A los de mi generación no se nos hubiera ocurrido jamás derrumbar las estatuas de los próceres, ni siquiera denigrar con inquina de sus procederes, o acusarlos de genocidas, y no porque fuéramos acríticos y poco incisivos, éramos agudos y batalladores (y a veces al extremo, recordemos el Mayo Francés que despertó conciencia en todo el mundo), sino porque sabíamos que había pasado mucho tiempo y no podíamos juzgar con la mirada del presente hechos tan remotos, porque sencillamente sus mentalidades y sus realidades eras muy distintas a las nuestras.
En mi mundo no denostábamos de la conquista ni de la colonización porque fueron hechos que marcaron nuestro devenir, y se tradujeron en la amalgama de culturas y de cosmovisiones hasta hacer de nosotros lo que somos. ¿Se cometieron atrocidades en todo aquel largo proceso? Claro que sí. Y muchas. Y hoy nos interpelan como humanos y nos causan horror. Pero son hechos pasados (que no deberían repetirse en ningún contexto planetario), y ya no podemos retroceder el tiempo. Somos, eso sí, producto de todo aquello y echamos mano de lo que aquí había como realidad y de lo que nos legaron los conquistadores y colonizadores, amén de la cultura africana, y construimos nuestro mundo. Bueno o malo, es discutible, pero nuestro mundo al fin.

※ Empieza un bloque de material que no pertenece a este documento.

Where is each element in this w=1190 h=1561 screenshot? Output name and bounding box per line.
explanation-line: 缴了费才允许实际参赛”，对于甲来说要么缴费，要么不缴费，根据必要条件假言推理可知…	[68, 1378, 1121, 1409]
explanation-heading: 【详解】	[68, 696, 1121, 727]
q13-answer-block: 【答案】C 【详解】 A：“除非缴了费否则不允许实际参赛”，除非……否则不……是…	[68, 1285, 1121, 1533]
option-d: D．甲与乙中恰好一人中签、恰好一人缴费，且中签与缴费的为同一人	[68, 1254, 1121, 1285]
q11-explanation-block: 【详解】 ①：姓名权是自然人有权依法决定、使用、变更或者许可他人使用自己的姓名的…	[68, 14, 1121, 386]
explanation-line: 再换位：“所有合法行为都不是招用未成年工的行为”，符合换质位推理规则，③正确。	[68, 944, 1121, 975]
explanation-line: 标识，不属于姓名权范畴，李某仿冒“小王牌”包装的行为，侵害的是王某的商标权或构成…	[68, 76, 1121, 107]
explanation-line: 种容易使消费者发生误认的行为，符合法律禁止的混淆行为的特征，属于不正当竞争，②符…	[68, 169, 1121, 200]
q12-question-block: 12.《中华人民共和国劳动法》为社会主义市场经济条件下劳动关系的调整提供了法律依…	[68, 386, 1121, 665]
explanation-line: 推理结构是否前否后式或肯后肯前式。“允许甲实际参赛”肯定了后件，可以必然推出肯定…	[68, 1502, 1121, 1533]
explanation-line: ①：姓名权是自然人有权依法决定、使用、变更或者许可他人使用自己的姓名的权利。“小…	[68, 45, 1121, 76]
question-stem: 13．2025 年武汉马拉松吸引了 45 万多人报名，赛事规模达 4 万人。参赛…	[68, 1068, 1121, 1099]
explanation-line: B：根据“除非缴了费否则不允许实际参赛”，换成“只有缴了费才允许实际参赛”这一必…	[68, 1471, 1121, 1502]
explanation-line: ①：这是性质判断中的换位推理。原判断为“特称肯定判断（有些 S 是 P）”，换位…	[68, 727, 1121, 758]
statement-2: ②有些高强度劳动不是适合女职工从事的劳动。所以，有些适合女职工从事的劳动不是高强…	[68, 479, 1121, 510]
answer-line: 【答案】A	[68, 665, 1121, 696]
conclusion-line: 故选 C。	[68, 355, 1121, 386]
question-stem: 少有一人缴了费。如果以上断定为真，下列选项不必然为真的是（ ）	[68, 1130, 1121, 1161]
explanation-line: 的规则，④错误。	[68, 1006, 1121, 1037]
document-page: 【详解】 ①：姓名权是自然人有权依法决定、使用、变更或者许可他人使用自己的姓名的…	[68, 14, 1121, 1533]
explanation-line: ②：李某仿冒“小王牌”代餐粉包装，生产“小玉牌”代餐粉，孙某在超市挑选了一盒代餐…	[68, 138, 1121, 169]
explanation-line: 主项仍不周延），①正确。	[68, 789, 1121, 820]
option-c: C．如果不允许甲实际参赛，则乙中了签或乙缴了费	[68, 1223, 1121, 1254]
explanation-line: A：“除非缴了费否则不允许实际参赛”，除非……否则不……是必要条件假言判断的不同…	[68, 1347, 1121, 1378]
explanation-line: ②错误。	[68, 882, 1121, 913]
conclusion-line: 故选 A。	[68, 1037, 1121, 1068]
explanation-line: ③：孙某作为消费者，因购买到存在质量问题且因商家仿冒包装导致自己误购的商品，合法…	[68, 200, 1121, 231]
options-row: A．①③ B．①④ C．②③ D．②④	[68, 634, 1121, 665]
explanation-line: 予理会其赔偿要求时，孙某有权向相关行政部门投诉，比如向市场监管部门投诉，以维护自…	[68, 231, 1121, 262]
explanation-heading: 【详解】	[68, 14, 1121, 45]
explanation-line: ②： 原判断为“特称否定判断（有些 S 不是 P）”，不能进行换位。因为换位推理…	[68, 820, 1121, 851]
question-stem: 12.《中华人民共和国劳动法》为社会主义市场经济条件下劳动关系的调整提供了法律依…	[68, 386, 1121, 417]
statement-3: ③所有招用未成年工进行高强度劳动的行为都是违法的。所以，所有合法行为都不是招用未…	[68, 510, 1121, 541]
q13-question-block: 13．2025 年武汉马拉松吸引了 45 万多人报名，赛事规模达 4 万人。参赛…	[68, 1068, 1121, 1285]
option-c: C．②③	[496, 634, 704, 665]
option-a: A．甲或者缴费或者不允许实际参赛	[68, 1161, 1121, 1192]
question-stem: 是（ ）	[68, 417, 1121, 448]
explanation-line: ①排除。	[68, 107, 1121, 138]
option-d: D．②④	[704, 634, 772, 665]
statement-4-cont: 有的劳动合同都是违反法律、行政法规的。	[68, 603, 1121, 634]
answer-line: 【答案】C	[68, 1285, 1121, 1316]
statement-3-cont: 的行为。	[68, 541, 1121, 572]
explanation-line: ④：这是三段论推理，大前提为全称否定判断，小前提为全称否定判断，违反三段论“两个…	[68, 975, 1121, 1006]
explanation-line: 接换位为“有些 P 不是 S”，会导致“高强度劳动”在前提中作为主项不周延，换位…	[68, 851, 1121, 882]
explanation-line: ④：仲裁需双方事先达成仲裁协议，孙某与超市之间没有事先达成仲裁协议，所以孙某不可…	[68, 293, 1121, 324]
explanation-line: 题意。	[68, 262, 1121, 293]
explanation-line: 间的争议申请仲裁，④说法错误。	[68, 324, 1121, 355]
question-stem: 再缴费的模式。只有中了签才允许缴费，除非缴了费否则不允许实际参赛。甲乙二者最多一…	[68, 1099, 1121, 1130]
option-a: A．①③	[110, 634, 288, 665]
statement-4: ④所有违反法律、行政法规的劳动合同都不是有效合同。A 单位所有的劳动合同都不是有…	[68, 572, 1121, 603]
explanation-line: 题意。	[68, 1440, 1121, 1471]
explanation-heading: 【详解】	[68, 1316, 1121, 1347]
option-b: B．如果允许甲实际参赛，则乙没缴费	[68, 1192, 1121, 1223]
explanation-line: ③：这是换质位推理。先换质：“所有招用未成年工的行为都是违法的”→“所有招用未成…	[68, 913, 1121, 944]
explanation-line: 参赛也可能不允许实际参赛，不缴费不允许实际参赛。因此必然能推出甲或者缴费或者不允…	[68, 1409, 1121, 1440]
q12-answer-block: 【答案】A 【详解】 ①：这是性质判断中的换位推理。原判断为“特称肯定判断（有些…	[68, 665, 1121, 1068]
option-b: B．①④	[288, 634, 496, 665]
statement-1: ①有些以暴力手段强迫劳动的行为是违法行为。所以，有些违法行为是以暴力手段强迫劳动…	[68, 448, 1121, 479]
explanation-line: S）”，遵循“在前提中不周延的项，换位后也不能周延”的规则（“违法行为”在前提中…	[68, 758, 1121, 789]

En mi mundo de los años 60 valorábamos el castellano como lengua común (pero también a las lenguas originarias), a nuestros ancestros locales, ibéricos y africanos, al cruce de caminos dado a desde 1492, al mestizaje que nos constituye y que forma parte de nuestra esencia y de nuestros genes, porque todo, querámoslo o no, gústenos o no, dice de nosotros y de nuestra hechura, nos amalgama y es parte indisoluble de nuestro ser.